Autores como Roland Vaile e outros afirmavam que nunca seria possível
desenvolver uma teoria mercadológica genuína, pois consideravam esta
extremamente subjetiva, quase uma forma de arte. Por outro lado, Bartels e
outros começavam a admitir que existia uma potencialidade para a teoria
mercadológica se tornar uma ciência. Em 1954, pelas mãos de Peter Drucker ao
lançar seu livro A prática da administração, o marketing é colocado como uma
força poderosa a ser considerada pelos administradores.
Década de 1950
Os primeiros passos para a difusão do marketing foram dados
por Peter Drucker, ainda que implicitamente, em 1954, com o lançamento do livro
A prática da administração. Não se tratava propriamente de um estudo detalhado
sobre marketing, mas foi o primeiro registro escrito que cita esta ferramenta
como uma força poderosa a ser considerada por administradores focados no
mercado.
Década de 1960
A primeira grande mudança neste cenário veio em 1960 por
Theodore Levitt, mais tarde intitulado o "pai" do marketing,
professor da Harvard Business School. Seu artigo na revista Harvard Business
Review intitulado Miopia em marketing [7], revelou uma série de erros de
percepção, mostrou a importância da satisfação dos clientes e transformou para
sempre o mundo dos negócios. O "vender a qualquer custo" deu lugar à
"satisfação garantida".
O mundo do marketing começou a borbulhar, artigos
científicos foram escritos, pesquisas feitas e dados estatisticamente
relevantes traçados. Separou-se as estratégias eficientes das impressões
empíricas e viu-se a necessidade de um estudo sério do mercado. Este
conhecimento adquirido foi espalhado, difundido, apesar de muitas vezes de
forma restrita ao mundo acadêmico.
Em 1967, Philip Kotler, professor da Kellogg School of
Management, lança a primeira edição de seu livro "Administração de
marketing", onde reuniu, reviu, testou e consolidou as bases daquilo que
até hoje formam o cânone do marketing.
Talvez devido a estas influências, após este período ocorreu
um grande desenvolvimento de marcas como Coca-Cola, Sears, Marlboro, Pepsi.
Década de 1970
Nos anos 70 destacou-se o fato de surgirem departamentos e
diretorias de marketing em todas as grandes empresas. Não se tratava mais de
uma boa ideia, mas de uma necessidade de sobrevivência. É nesta época que se
multiplicam os supermercados, shoppings centers e franchises.

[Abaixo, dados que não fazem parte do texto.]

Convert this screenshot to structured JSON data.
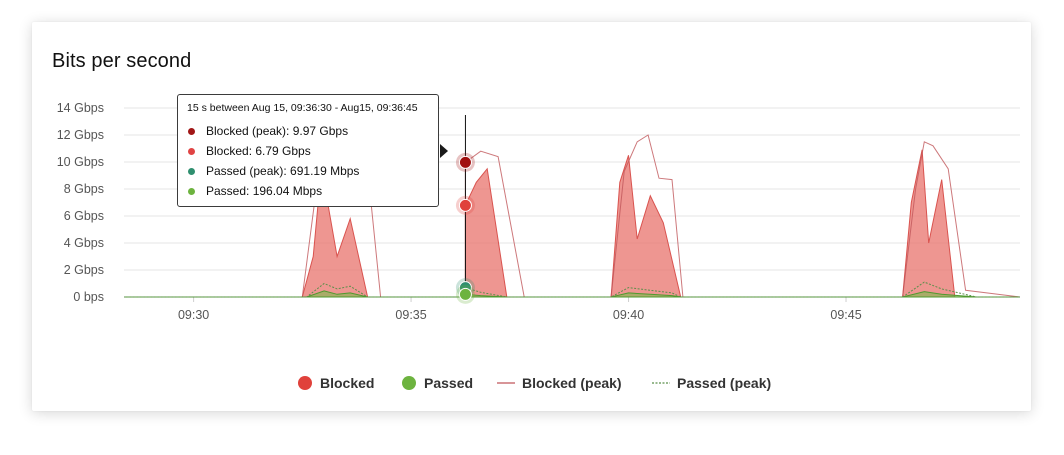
{
  "card": {
    "title": "Bits per second"
  },
  "tooltip": {
    "header": "15 s between Aug 15, 09:36:30 - Aug15, 09:36:45",
    "rows": [
      {
        "label": "Blocked (peak): 9.97 Gbps",
        "color": "#a11616"
      },
      {
        "label": "Blocked: 6.79 Gbps",
        "color": "#e04444"
      },
      {
        "label": "Passed (peak): 691.19 Mbps",
        "color": "#2f8f6f"
      },
      {
        "label": "Passed: 196.04 Mbps",
        "color": "#6db33f"
      }
    ]
  },
  "legend": {
    "blocked": "Blocked",
    "passed": "Passed",
    "blocked_peak": "Blocked (peak)",
    "passed_peak": "Passed (peak)"
  },
  "colors": {
    "blocked_fill": "#e8736c",
    "blocked_line": "#d9534f",
    "blocked_peak_line": "#c0565a",
    "passed_fill": "#7dbb4e",
    "passed_line": "#4f9a2f",
    "passed_peak_line": "#5a8f4a",
    "blocked_dot": "#e0413b",
    "passed_dot": "#6db33f",
    "peak_dot": "#a10f0f",
    "passed_peak_dot": "#2f8f6f",
    "grid": "#e6e6e6"
  },
  "chart_data": {
    "type": "area",
    "title": "Bits per second",
    "y_unit": "Gbps",
    "ylim": [
      0,
      14
    ],
    "yticks": [
      {
        "value": 0,
        "label": "0 bps"
      },
      {
        "value": 2,
        "label": "2 Gbps"
      },
      {
        "value": 4,
        "label": "4 Gbps"
      },
      {
        "value": 6,
        "label": "6 Gbps"
      },
      {
        "value": 8,
        "label": "8 Gbps"
      },
      {
        "value": 10,
        "label": "10 Gbps"
      },
      {
        "value": 12,
        "label": "12 Gbps"
      },
      {
        "value": 14,
        "label": "14 Gbps"
      }
    ],
    "x_unit": "minutes after 09:00",
    "xlim": [
      28.4,
      49.0
    ],
    "xticks": [
      {
        "value": 30,
        "label": "09:30"
      },
      {
        "value": 35,
        "label": "09:35"
      },
      {
        "value": 40,
        "label": "09:40"
      },
      {
        "value": 45,
        "label": "09:45"
      }
    ],
    "grid": true,
    "legend_position": "bottom",
    "hover_x": 36.25,
    "series": [
      {
        "name": "Blocked",
        "style": "area",
        "points": [
          [
            28.4,
            0
          ],
          [
            32.5,
            0
          ],
          [
            32.75,
            3
          ],
          [
            32.9,
            8.2
          ],
          [
            33.0,
            8.5
          ],
          [
            33.3,
            3
          ],
          [
            33.6,
            5.8
          ],
          [
            34.0,
            0
          ],
          [
            36.25,
            0
          ],
          [
            36.25,
            6.8
          ],
          [
            36.5,
            8.5
          ],
          [
            36.75,
            9.5
          ],
          [
            37.2,
            0
          ],
          [
            39.6,
            0
          ],
          [
            39.8,
            8.5
          ],
          [
            40.0,
            10.5
          ],
          [
            40.2,
            4.3
          ],
          [
            40.5,
            7.5
          ],
          [
            40.8,
            5.5
          ],
          [
            41.2,
            0
          ],
          [
            46.3,
            0
          ],
          [
            46.5,
            7
          ],
          [
            46.75,
            10.9
          ],
          [
            46.9,
            4
          ],
          [
            47.2,
            8.7
          ],
          [
            47.5,
            0
          ],
          [
            49.0,
            0
          ]
        ]
      },
      {
        "name": "Passed",
        "style": "area",
        "points": [
          [
            28.4,
            0
          ],
          [
            32.6,
            0
          ],
          [
            33.0,
            0.45
          ],
          [
            33.3,
            0.2
          ],
          [
            33.6,
            0.3
          ],
          [
            34.0,
            0
          ],
          [
            36.25,
            0
          ],
          [
            36.25,
            0.2
          ],
          [
            36.6,
            0.1
          ],
          [
            37.2,
            0
          ],
          [
            39.6,
            0
          ],
          [
            40.0,
            0.3
          ],
          [
            40.5,
            0.2
          ],
          [
            41.0,
            0.1
          ],
          [
            41.2,
            0
          ],
          [
            46.3,
            0
          ],
          [
            46.8,
            0.4
          ],
          [
            47.2,
            0.2
          ],
          [
            48.0,
            0
          ],
          [
            49.0,
            0
          ]
        ]
      },
      {
        "name": "Blocked (peak)",
        "style": "dotted-line",
        "points": [
          [
            28.4,
            0
          ],
          [
            32.5,
            0
          ],
          [
            32.8,
            7.5
          ],
          [
            33.0,
            8.8
          ],
          [
            33.3,
            9.8
          ],
          [
            33.8,
            10.8
          ],
          [
            34.0,
            9.5
          ],
          [
            34.3,
            0
          ],
          [
            36.25,
            0
          ],
          [
            36.25,
            9.97
          ],
          [
            36.6,
            10.8
          ],
          [
            37.0,
            10.4
          ],
          [
            37.6,
            0
          ],
          [
            39.6,
            0
          ],
          [
            39.9,
            9.3
          ],
          [
            40.2,
            11.5
          ],
          [
            40.45,
            12
          ],
          [
            40.7,
            8.8
          ],
          [
            41.0,
            8.7
          ],
          [
            41.25,
            0
          ],
          [
            46.3,
            0
          ],
          [
            46.6,
            8
          ],
          [
            46.8,
            11.5
          ],
          [
            47.0,
            11.2
          ],
          [
            47.35,
            9.5
          ],
          [
            47.75,
            0.5
          ],
          [
            49.0,
            0
          ]
        ]
      },
      {
        "name": "Passed (peak)",
        "style": "dotted-line",
        "points": [
          [
            28.4,
            0
          ],
          [
            32.6,
            0
          ],
          [
            33.0,
            1.0
          ],
          [
            33.3,
            0.6
          ],
          [
            33.6,
            0.8
          ],
          [
            34.0,
            0
          ],
          [
            36.25,
            0
          ],
          [
            36.25,
            0.69
          ],
          [
            36.6,
            0.35
          ],
          [
            37.2,
            0
          ],
          [
            39.6,
            0
          ],
          [
            40.0,
            0.7
          ],
          [
            40.5,
            0.5
          ],
          [
            41.0,
            0.3
          ],
          [
            41.2,
            0
          ],
          [
            46.3,
            0
          ],
          [
            46.8,
            1.1
          ],
          [
            47.2,
            0.6
          ],
          [
            48.0,
            0
          ],
          [
            49.0,
            0
          ]
        ]
      }
    ],
    "hover_values": {
      "blocked_peak": 9.97,
      "blocked": 6.79,
      "passed_peak": 0.69119,
      "passed": 0.19604
    }
  }
}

De fato, a contribuição do marketing é tão notória no meio
empresarial, que passa rapidamente a ser adotada em outros setores da atividade
humana. O governo, organizações civis, entidades religiosas e partidos
políticos passaram a valer-se das estratégias de marketing adaptando-as às suas
realidades e necessidades. O marketing envolve questões financeiras, voltadas à
sua teoria de "vender a qualquer custo", passando a ser vista de
outra forma: "satisfação em primeiro lugar". Hoje em dia, o marketing
está em praticamente todas as áreas.
Década de 1980
Em 1982, o livro Em busca da excelência, de Tom Peters e Bob
Waterman, inaugurou a era dos gurus de marketing. Num golpe de sorte editorial,
produziram o livro de marketing mais vendido de todos os tempos, ao focarem
completamente sua atenção para o cliente. O fenômeno dos gurus levou o
marketing às massas, e portanto as pequenas e médias empresas, e a todo tipo de
profissional. Talvez por isso, e também por uma necessidade mercadológica, o
marketing passou a ser uma preocupação direta da alta direção de todas as
megacorporações, não estando mais restrita a uma diretoria ou departamento.

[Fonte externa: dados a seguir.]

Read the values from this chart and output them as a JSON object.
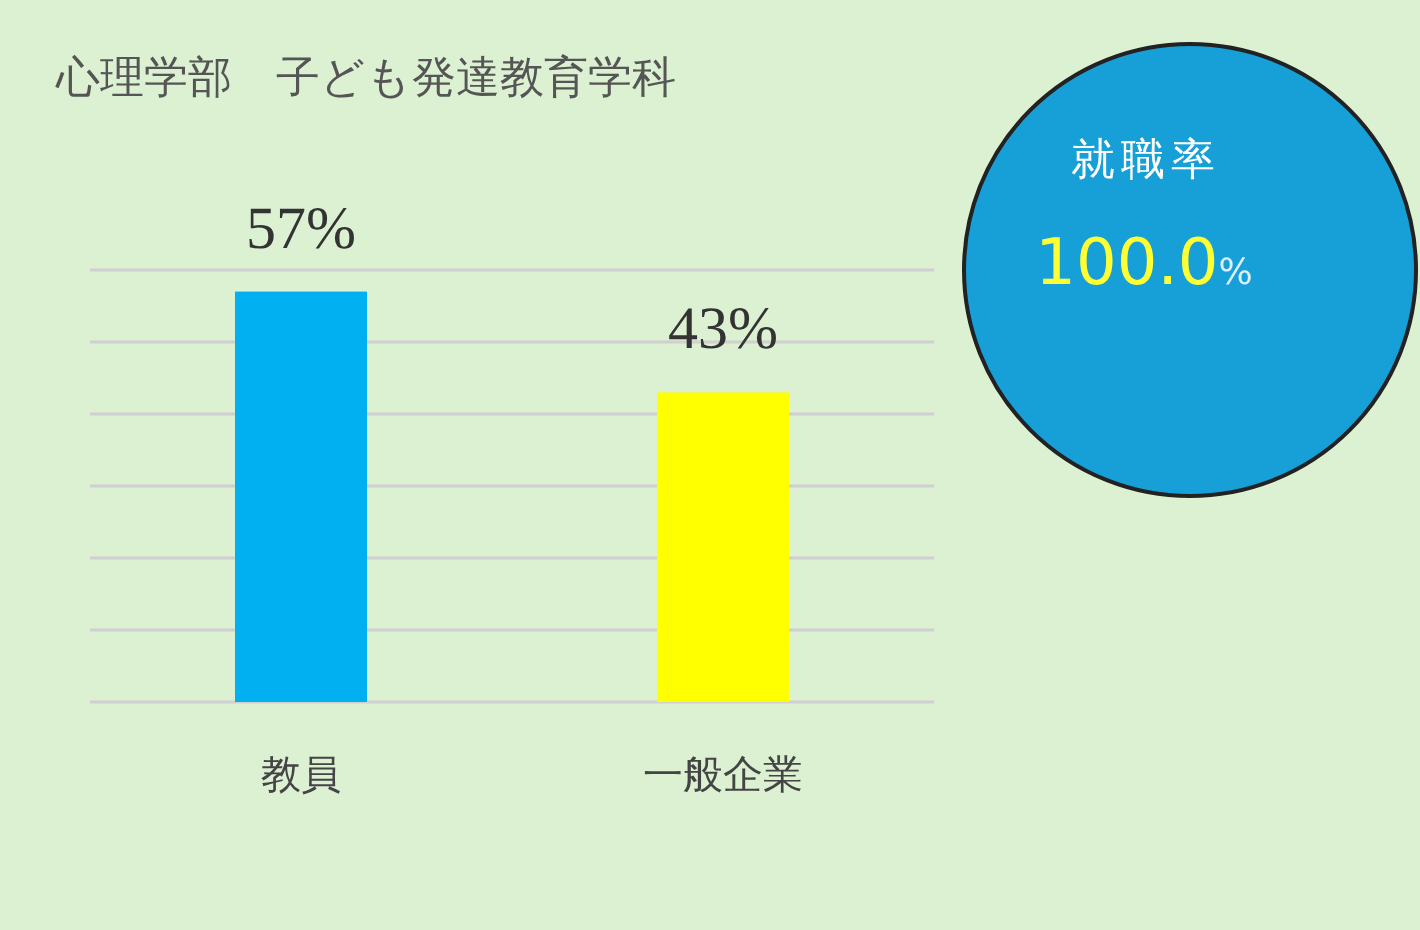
{
  "chart_data": [
    {
      "type": "bar",
      "title": "心理学部　子ども発達教育学科",
      "categories": [
        "教員",
        "一般企業"
      ],
      "values": [
        57,
        43
      ],
      "colors": [
        "#00b0f0",
        "#ffff00"
      ],
      "value_labels": [
        "57%",
        "43%"
      ],
      "ylim": [
        0,
        60
      ],
      "yticks": [
        {
          "value": 0,
          "label": null
        },
        {
          "value": 10,
          "label": null
        },
        {
          "value": 20,
          "label": null
        },
        {
          "value": 30,
          "label": null
        },
        {
          "value": 40,
          "label": null
        },
        {
          "value": 50,
          "label": null
        },
        {
          "value": 60,
          "label": null
        }
      ],
      "grid": "y"
    },
    {
      "type": "other",
      "title": "就職率",
      "annotations": [
        "100.0%"
      ]
    }
  ]
}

O fenômeno dos gurus entretanto é responsável pelo posterior
descuido com o rigor da investigação científica e uma tendência a modismos.
Nesta época floresceram diversos autores que logo caíram no anonimato e outros
como Al Ries, por definir o conceito de "posicionamento"; Jay Conrad
Levinson, por conceituar o "marketing de guerrilha"; e Masaaki Imai,
pai do Kaizen, que ganharam reconhecimento no mundo dos negócios e reputação
por suas ideias e abordagens originais.
Década de 1990
Assim como fez em muitos outros setores, o avanço
tecnológico dos anos 90 teve um forte impacto no mundo do marketing. O comércio
eletrônico foi uma revolução na logística, distribuição e formas de pagamento.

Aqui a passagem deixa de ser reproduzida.